Some think Christianity is a passive religion that advocates waiting for God to act. On the contrary, we must have an active faith, obeying God with courage and doing what we know is right. Is it time for action on your part? Don’t wait — get going!"

Longsuffering certainly goes hand-in-hand with forgiveness. Jesus taught us, when asking the Father for forgiveness, to “Forgive us our debts AS we forgive our debtors” (Matthew 6:12).

Notice how Jesus phrased this petition: Forgive us our debts AS we forgive our debtors...” and not because we forgive. We need to soberly examine ourselves on this as well. We need to come to terms with what we are asking the Father to do when He forgives us. If He forgives us AS we forgive, will our sins be forgiven or not? But... I digress. That is another subject for another time.

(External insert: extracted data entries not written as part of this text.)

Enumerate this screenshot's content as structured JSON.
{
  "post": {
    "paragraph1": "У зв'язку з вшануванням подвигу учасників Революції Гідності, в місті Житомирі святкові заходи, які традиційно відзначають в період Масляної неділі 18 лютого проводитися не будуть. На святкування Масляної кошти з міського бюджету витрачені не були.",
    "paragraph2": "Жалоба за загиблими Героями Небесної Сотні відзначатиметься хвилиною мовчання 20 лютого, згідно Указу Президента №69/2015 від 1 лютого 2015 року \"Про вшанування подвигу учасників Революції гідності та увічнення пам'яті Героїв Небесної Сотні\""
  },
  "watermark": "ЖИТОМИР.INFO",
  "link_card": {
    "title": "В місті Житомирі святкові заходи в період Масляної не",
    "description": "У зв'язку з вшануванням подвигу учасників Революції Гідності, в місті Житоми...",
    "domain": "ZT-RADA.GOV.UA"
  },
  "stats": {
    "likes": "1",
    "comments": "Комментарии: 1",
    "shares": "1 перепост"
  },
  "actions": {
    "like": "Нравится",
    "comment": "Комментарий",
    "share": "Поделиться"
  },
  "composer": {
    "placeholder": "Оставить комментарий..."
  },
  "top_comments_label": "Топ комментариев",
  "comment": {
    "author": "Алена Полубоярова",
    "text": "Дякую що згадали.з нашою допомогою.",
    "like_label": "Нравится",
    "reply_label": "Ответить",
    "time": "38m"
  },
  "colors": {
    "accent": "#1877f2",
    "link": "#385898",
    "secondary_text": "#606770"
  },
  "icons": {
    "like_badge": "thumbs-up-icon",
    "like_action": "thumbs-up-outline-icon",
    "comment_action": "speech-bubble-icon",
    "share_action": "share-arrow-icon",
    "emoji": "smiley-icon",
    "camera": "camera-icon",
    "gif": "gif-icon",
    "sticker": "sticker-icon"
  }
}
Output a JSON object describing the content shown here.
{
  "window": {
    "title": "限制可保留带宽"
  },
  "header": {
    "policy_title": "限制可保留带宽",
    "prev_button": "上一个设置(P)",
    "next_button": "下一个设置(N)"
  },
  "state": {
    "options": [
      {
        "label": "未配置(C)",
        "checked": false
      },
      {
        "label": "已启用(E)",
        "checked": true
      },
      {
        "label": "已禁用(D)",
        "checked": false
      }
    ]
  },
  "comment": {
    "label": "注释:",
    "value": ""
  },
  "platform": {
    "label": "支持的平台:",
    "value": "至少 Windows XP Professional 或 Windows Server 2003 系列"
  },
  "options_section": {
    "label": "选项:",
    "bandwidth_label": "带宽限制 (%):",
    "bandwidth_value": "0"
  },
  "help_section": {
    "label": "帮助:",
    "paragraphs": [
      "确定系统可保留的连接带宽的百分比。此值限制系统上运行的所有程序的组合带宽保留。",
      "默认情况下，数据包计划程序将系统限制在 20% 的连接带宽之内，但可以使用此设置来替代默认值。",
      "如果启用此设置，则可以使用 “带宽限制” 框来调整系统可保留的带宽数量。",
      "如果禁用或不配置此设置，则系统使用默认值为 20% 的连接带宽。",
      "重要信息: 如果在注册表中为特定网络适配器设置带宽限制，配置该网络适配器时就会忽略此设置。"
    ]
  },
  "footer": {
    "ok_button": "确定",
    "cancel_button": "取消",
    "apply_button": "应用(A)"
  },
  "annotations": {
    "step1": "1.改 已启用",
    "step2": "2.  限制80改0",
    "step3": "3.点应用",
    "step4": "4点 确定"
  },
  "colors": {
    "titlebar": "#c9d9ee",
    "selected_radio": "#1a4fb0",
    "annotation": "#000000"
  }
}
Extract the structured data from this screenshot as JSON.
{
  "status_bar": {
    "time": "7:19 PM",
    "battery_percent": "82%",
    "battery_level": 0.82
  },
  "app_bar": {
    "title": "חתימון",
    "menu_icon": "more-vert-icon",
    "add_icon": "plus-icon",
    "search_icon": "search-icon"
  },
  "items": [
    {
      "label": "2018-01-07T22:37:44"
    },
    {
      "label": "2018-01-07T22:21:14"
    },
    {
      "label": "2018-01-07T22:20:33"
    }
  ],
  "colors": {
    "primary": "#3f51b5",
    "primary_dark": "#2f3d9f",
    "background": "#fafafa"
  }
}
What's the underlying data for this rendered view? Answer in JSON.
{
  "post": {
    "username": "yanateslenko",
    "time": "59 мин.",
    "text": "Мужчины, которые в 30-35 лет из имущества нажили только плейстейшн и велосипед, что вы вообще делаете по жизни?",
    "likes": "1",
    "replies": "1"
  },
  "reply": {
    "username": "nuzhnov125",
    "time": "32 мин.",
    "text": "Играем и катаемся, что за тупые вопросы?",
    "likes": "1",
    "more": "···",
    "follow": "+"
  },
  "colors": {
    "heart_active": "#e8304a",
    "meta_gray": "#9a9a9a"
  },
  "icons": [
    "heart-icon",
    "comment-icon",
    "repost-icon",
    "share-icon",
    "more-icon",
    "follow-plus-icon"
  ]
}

Finally, consider this Beatitude in Matthew 5:7 that is also interwoven with Longsuffering: “Blessed are the merciful: for they shall obtain mercy.” By showing patience, and the closely-related characteristic of mercy, we are showing God that when we ask Him for mercy when we fail, we are doing so from the perspective of one who also is patient and merciful and longsuffering in our interpersonal relationships.

When we demonstrate patience and kindness over a prolonged period of time, to a person who continues to wear us down, we demonstrate the attributes of God that we so often invoke in our relationship with Him. And in so doing, both we and the person are benefited. The person does not become the recipient of what we may believe to be a deserved outburst from us, and we maintain the calm and peaceful spirit that should characterize us as followers of Christ.

This concludes this evening's Discussion, “Christian Resolutions_2020, Part 23.”

This Discussion was originally presented “live” on June 10th, 2020.